Protease inhibitors (PIs) and nonnucleoside reverse transcriptase inhibitors (NNRTIs) can affect hepatic metabolism of HMG-coenzyme A reductase inhibitors (statins). ARVs generally do not affect the metabolism of other classes of lipid-lowering agents.
Most PIs inhibit the metabolism of most statins and can significantly increase serum statin levels, thus increasing the risk of toxicity, including myopathy and rhabdomyolysis.
The degree to which statin metabolism is affected by PIs varies according to the statin as well as the specific PI. Unfortunately, many specific interactions have not been studied.
In general, the potential for inhibition of statin metabolism is as follows: simvastatin and lovastatin > atorvastatin and rosuvastatin >> pravastatin.
Interactions of PIs with fluvastatin and pitavastatin have not been studied thoroughly.
NNRTI effects vary according to the specific NNRTI.

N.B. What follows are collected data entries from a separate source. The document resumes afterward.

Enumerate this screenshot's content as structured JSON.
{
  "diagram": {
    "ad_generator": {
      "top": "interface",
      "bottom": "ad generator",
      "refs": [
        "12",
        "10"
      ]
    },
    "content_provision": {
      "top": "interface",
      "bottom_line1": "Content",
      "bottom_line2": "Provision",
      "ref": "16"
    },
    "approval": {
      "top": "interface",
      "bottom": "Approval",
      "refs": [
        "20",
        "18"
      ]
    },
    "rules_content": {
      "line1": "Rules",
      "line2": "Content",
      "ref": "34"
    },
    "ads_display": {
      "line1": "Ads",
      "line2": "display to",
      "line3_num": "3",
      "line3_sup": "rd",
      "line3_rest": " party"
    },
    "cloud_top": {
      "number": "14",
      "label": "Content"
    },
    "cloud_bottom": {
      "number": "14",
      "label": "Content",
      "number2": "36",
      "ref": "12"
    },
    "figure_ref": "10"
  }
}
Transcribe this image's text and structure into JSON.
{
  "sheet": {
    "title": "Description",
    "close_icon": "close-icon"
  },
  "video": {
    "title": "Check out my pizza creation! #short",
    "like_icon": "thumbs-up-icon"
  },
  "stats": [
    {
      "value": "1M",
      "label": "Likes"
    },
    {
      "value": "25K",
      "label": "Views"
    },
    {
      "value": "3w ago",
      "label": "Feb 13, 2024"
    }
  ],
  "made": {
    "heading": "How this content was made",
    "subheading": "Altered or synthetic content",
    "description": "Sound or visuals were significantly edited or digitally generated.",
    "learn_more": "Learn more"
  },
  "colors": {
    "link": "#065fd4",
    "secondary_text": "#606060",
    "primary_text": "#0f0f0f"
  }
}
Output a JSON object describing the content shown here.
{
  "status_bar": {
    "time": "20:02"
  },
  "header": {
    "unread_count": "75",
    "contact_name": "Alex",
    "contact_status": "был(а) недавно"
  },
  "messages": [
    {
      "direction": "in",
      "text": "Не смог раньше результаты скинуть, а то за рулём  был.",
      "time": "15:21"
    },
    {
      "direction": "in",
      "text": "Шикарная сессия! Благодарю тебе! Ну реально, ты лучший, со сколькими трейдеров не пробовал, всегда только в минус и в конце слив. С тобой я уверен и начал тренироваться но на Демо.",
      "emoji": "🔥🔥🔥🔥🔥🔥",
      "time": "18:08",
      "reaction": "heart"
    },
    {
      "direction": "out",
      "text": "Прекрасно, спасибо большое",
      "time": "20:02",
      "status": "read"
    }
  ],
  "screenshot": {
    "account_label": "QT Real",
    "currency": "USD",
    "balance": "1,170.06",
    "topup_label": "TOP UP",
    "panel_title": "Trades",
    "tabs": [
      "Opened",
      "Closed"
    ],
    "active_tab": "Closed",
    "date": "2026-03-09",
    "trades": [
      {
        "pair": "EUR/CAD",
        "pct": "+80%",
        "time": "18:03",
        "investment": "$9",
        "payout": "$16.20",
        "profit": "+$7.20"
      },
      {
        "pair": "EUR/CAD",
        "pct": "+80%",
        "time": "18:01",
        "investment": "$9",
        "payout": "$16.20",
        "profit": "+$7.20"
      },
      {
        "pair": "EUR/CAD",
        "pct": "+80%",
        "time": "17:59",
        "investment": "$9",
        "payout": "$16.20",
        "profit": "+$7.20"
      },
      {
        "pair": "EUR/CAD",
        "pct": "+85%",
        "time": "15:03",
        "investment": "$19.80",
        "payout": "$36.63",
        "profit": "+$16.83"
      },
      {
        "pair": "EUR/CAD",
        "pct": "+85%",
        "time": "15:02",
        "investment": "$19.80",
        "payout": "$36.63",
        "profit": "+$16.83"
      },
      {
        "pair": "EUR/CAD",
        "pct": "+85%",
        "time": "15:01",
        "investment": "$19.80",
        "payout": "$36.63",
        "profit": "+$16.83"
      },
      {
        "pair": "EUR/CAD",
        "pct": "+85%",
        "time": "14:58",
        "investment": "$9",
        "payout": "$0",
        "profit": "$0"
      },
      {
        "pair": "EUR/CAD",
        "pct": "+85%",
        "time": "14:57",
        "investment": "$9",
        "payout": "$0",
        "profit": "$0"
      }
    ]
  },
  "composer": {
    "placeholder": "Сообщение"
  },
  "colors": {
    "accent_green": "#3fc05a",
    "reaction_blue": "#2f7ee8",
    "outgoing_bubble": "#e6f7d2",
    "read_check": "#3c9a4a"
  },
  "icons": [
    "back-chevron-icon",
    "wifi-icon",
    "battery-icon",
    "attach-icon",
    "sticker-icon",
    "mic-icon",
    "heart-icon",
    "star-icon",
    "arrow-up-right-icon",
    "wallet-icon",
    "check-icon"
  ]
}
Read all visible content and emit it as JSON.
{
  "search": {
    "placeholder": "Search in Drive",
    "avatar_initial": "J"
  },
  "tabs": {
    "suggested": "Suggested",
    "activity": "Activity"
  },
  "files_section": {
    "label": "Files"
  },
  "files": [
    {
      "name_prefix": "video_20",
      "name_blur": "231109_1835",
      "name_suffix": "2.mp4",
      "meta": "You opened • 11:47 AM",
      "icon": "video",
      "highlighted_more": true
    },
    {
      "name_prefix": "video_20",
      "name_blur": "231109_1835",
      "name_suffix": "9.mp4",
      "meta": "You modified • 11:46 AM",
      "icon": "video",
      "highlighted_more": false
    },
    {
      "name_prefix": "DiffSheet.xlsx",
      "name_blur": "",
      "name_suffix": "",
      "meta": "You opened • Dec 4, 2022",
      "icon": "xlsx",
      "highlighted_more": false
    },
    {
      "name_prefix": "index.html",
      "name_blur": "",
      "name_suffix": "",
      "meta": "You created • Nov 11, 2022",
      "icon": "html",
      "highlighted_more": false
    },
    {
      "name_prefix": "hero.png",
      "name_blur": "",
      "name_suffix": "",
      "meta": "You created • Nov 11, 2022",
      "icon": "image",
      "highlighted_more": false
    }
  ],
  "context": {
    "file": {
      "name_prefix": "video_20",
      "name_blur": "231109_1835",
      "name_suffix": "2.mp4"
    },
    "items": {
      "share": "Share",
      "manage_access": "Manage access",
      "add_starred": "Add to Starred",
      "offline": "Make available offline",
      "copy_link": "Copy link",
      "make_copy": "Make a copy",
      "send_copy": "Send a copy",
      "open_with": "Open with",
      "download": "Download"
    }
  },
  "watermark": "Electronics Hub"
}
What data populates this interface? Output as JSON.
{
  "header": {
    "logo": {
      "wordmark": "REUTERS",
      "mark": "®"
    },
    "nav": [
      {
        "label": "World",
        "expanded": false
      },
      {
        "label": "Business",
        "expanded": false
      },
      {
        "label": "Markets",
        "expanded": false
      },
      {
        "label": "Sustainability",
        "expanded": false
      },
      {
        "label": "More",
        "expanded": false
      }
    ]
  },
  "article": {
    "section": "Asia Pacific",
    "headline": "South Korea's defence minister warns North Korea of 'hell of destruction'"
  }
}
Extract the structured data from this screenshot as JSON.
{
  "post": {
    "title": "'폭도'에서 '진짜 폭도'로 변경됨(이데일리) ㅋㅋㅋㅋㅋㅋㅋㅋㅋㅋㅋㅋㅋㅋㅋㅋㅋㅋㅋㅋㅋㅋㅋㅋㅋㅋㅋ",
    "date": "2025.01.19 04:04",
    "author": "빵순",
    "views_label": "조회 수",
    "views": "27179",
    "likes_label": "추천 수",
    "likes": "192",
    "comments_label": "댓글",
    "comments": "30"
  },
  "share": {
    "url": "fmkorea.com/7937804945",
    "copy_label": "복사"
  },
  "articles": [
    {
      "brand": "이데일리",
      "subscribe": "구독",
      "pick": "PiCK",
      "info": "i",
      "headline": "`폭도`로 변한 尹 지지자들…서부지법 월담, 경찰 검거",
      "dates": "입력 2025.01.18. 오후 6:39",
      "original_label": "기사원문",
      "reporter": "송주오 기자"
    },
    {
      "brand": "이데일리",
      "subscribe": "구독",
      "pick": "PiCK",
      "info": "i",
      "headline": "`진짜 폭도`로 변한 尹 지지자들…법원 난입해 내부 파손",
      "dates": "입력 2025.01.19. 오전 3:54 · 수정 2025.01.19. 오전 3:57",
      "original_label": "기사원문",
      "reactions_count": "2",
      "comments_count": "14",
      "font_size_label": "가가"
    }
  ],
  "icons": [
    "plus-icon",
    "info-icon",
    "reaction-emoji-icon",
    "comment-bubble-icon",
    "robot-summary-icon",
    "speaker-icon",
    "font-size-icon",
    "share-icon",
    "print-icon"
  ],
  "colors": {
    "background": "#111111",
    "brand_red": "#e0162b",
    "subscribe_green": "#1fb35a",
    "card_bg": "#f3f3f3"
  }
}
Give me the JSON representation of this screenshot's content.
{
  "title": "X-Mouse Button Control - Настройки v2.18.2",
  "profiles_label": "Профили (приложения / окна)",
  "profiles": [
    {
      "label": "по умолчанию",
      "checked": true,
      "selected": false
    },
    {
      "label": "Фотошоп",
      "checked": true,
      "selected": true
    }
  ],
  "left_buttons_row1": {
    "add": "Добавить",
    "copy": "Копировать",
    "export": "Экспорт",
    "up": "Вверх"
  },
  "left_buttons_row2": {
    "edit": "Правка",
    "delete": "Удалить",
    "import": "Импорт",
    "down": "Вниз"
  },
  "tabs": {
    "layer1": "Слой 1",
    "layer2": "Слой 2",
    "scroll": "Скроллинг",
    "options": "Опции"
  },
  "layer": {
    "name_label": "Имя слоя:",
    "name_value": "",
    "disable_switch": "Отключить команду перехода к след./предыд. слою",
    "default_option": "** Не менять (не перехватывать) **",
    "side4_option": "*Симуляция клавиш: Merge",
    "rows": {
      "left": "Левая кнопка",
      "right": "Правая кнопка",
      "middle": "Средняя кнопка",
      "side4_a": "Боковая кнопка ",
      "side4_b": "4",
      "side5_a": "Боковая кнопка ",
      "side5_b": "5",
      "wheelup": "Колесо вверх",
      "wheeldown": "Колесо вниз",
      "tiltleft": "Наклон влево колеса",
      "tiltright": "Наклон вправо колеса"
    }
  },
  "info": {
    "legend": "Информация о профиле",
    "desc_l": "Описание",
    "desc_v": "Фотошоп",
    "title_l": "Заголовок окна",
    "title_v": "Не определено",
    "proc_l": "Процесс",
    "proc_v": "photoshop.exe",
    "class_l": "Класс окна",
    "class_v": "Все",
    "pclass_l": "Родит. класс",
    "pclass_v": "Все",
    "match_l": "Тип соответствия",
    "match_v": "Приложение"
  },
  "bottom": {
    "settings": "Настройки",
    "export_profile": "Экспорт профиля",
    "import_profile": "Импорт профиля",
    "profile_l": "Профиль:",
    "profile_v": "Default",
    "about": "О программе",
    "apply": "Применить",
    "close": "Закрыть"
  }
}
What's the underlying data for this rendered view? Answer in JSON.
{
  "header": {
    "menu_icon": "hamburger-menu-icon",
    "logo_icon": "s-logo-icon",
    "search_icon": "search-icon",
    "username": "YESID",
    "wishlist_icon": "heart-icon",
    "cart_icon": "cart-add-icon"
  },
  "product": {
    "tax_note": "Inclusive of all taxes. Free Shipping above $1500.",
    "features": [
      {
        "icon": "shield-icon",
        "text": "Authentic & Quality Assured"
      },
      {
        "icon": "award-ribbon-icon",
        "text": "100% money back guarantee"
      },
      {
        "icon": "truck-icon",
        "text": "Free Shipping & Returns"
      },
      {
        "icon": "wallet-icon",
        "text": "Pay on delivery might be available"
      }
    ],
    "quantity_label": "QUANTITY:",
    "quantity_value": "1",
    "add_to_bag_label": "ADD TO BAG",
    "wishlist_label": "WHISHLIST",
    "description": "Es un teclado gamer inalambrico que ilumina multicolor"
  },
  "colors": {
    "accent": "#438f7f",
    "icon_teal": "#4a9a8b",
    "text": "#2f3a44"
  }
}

|Efavirenz generally induces statin metabolism, resulting in lower serum statin levels.|
|Nevirapine has not been studied well in combination with statins, but its interactions with statins would be expected to be similar to those of efavirenz.|
|Etravirine has not been studied thoroughly in combination with statins. Its interactions are expected to depend on the specific statin.|
|Rilpivirine has not been studied thoroughly in combination with statins.|
|Delavirdine inhibits hepatic cytochrome P450 metabolism. Thus, delavirdine increases statin levels and the risk of statin-related adverse effects.|
Medical providers should consult information on drug interactions before prescribing statins for patients taking PIs or NNRTIs, as dosage adjustments are frequently required and some combinations are contraindicated.
Other classes of antiretrovirals (NRTIs, fusion inhibitors, chemokine coreceptor antagonists, and integrase inhibitors) do not have recognized interactions with statins. Other types of lipid-lowering medications are not metabolized by hepatic cytochrome P450 and generally are not affected by ARVs (an exception to this is gemfibrozil, whose levels are decreased by lopinavir/ritonavir, by an unknown mechanism).
Note on cobicistat: The pharmacokinetic enhancer cobicistat is expected to have interactions with statins that are similar to those of ritonavir; however, these have not been well studied.